If the answer to most questions is “Spain” after relocation, the structure may need adjustment.

The solution is not always to close foreign companies. Sometimes they are commercially justified. A foreign holding company may own intellectual property, shares or investments. A foreign operating company may have real clients, employees and infrastructure abroad. A

foreign company may be required by investors or commercial contracts. But if the company is merely an invoicing shell, it may be safer to restructure before the move.

For autónomos applying for the Beckham Regime, one option may be to invoice personally from Spain under the qualifying entrepreneurial activity. Another option may be to maintain a foreign company but create real substance abroad and enter into properly documented service agreements. A third option may be to consolidate activities into a Spanish or foreign structure depending on business needs.

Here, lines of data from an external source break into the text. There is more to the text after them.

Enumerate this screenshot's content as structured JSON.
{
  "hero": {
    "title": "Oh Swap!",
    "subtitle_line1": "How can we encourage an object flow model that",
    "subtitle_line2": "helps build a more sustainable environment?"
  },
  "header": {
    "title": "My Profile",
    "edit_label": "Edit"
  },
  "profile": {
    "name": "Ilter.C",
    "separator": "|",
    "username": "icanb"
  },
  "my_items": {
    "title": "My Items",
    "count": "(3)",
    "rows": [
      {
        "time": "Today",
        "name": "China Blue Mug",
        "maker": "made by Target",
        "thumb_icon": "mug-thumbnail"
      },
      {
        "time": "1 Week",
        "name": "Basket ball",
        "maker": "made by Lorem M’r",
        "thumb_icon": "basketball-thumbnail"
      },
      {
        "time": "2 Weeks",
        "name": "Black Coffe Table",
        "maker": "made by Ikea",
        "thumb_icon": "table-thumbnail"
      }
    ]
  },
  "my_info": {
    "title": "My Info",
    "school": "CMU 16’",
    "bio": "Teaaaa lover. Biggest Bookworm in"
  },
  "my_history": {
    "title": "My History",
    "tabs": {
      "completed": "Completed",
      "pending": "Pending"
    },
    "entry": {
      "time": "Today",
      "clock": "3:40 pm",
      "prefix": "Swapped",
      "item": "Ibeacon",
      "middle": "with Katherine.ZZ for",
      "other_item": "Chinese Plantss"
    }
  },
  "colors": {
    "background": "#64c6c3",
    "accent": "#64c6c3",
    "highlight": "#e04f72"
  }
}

The correct answer depends on the facts.

The Beckham Regime itself does not eliminate corporate tax analysis. The individual may be taxed under special personal rules, but companies are separate taxpayers. If a foreign company is deemed Spanish tax resident or has a Spanish permanent establishment, the company may face Spanish Corporate Income Tax obligations. This can undermine the overall tax planning.

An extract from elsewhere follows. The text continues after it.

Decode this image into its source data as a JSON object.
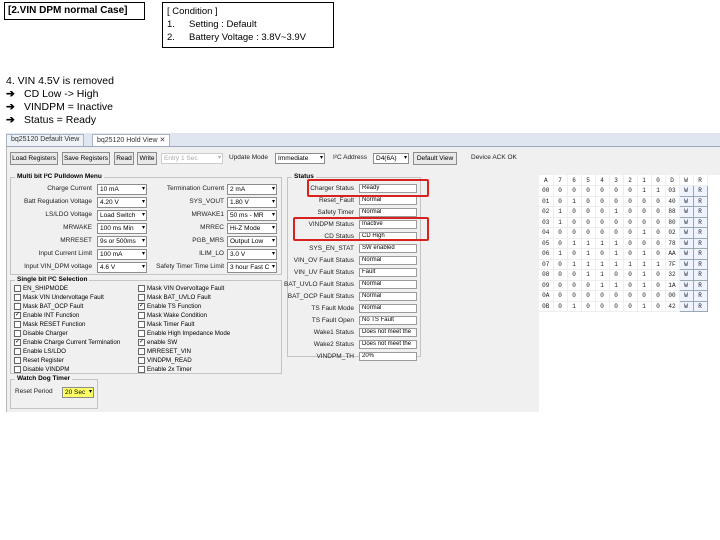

Another important point is that the applicant’s personal income must be characterised correctly. If the individual receives dividends from a foreign company, that is not the same as personal professional income. If the individual receives salary, director fees, consulting fees, dividends, loan repayments or capital gains, each category must be analysed separately. The Beckham Regime does not make all income identical.

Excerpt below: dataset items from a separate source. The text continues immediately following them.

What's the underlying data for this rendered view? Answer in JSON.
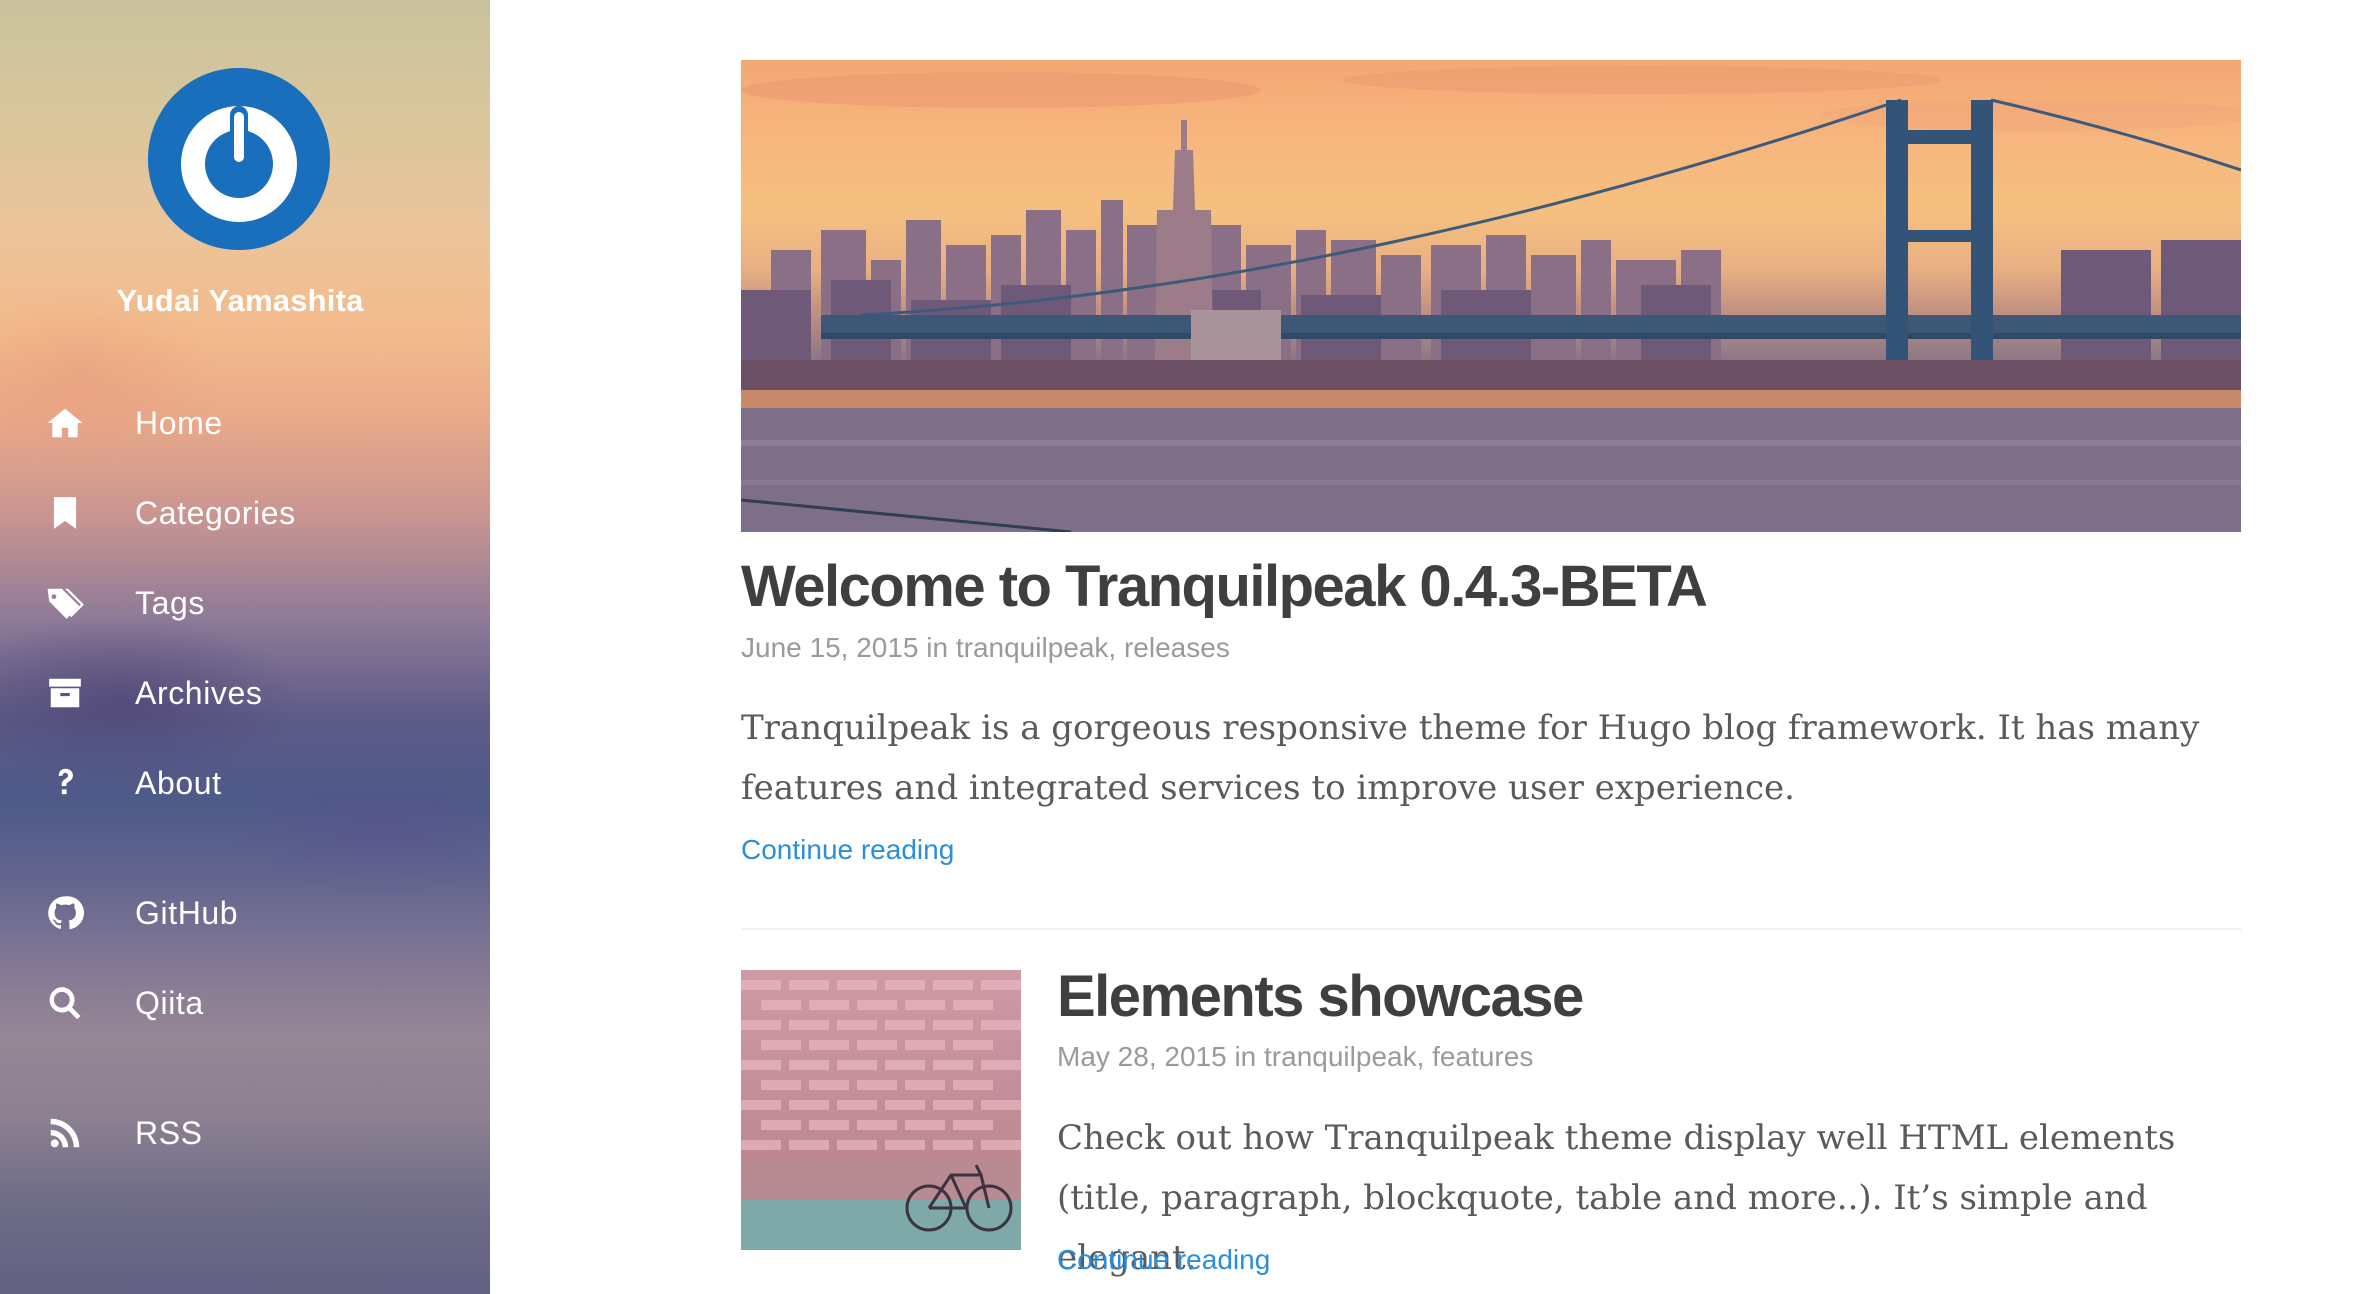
{
  "sidebar": {
    "author_name": "Yudai Yamashita",
    "menu": [
      {
        "label": "Home",
        "icon": "home-icon"
      },
      {
        "label": "Categories",
        "icon": "bookmark-icon"
      },
      {
        "label": "Tags",
        "icon": "tags-icon"
      },
      {
        "label": "Archives",
        "icon": "archive-icon"
      },
      {
        "label": "About",
        "icon": "question-icon"
      }
    ],
    "links": [
      {
        "label": "GitHub",
        "icon": "github-icon"
      },
      {
        "label": "Qiita",
        "icon": "search-icon"
      }
    ],
    "feeds": [
      {
        "label": "RSS",
        "icon": "rss-icon"
      }
    ]
  },
  "posts": [
    {
      "title": "Welcome to Tranquilpeak 0.4.3-BETA",
      "date": "June 15, 2015",
      "in_word": "in",
      "categories": [
        "tranquilpeak",
        "releases"
      ],
      "excerpt": "Tranquilpeak is a gorgeous responsive theme for Hugo blog framework. It has many features and integrated services to improve user experience.",
      "continue": "Continue reading"
    },
    {
      "title": "Elements showcase",
      "date": "May 28, 2015",
      "in_word": "in",
      "categories": [
        "tranquilpeak",
        "features"
      ],
      "excerpt": "Check out how Tranquilpeak theme display well HTML elements (title, paragraph, blockquote, table and more..). It’s simple and elegant.",
      "continue": "Continue reading"
    }
  ],
  "colors": {
    "link": "#2a8ede",
    "title": "#3f3f3f",
    "meta": "#9a9a9a",
    "avatar": "#1a6fbc"
  }
}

For example, an AI founder moving to Spain Málaga, Marbella and Alicante may own a UK company. If the company has UK employees, UK management, UK clients and a genuine UK office, the structure may be defensible. The founder may then need to determine whether they personally perform a qualifying Spanish entrepreneurial activity or whether they remain a director/shareholder of the UK company. If the founder performs services for the UK company from Spain, transfer pricing and permanent establishment questions arise.

Another example: an e-commerce entrepreneur owns a UAE company with no employees and uses suppliers in Asia, a website managed by the founder and customers across Europe. After moving to Spain Málaga, Marbella and Alicante, the founder controls advertising, suppliers, pricing, website management and banking from Spain. This creates a much higher risk that the company’s real management or business activity is in Spain.

For Beckham applications, foreign company review should happen before Modelo 149. It should not be left until after approval. If the applicant submits a Beckham file saying they will carry out personal entrepreneurial activity in Spain, while continuing to invoice through a foreign company, inconsistencies may arise.

A good international structure review should include:

1. Personal Beckham eligibility.

2. ENISA or highly qualified professional route.

3. Foreign company residence analysis.

4. Permanent establishment review.

5. Substance assessment.

6. Income classification.

7. Transfer pricing.

8. Contract review.

9. Management decision mapping.

10. Long-term exit plan after the Beckham Regime ends.

The long-term point is also important. The Beckham Regime lasts for a limited period: the year of relocation and the following five tax years. (BOE)

A structure that works during the Beckham years may not work once the individual becomes subject to ordinary Spanish tax rules. Therefore, planning should include both the entry phase and the exit phase.

Foreign companies can coexist with the Beckham Regime, but only when they are properly analysed. The danger is not ownership itself. The danger is inconsistency: claiming one story for Spanish personal tax while the corporate facts tell another story.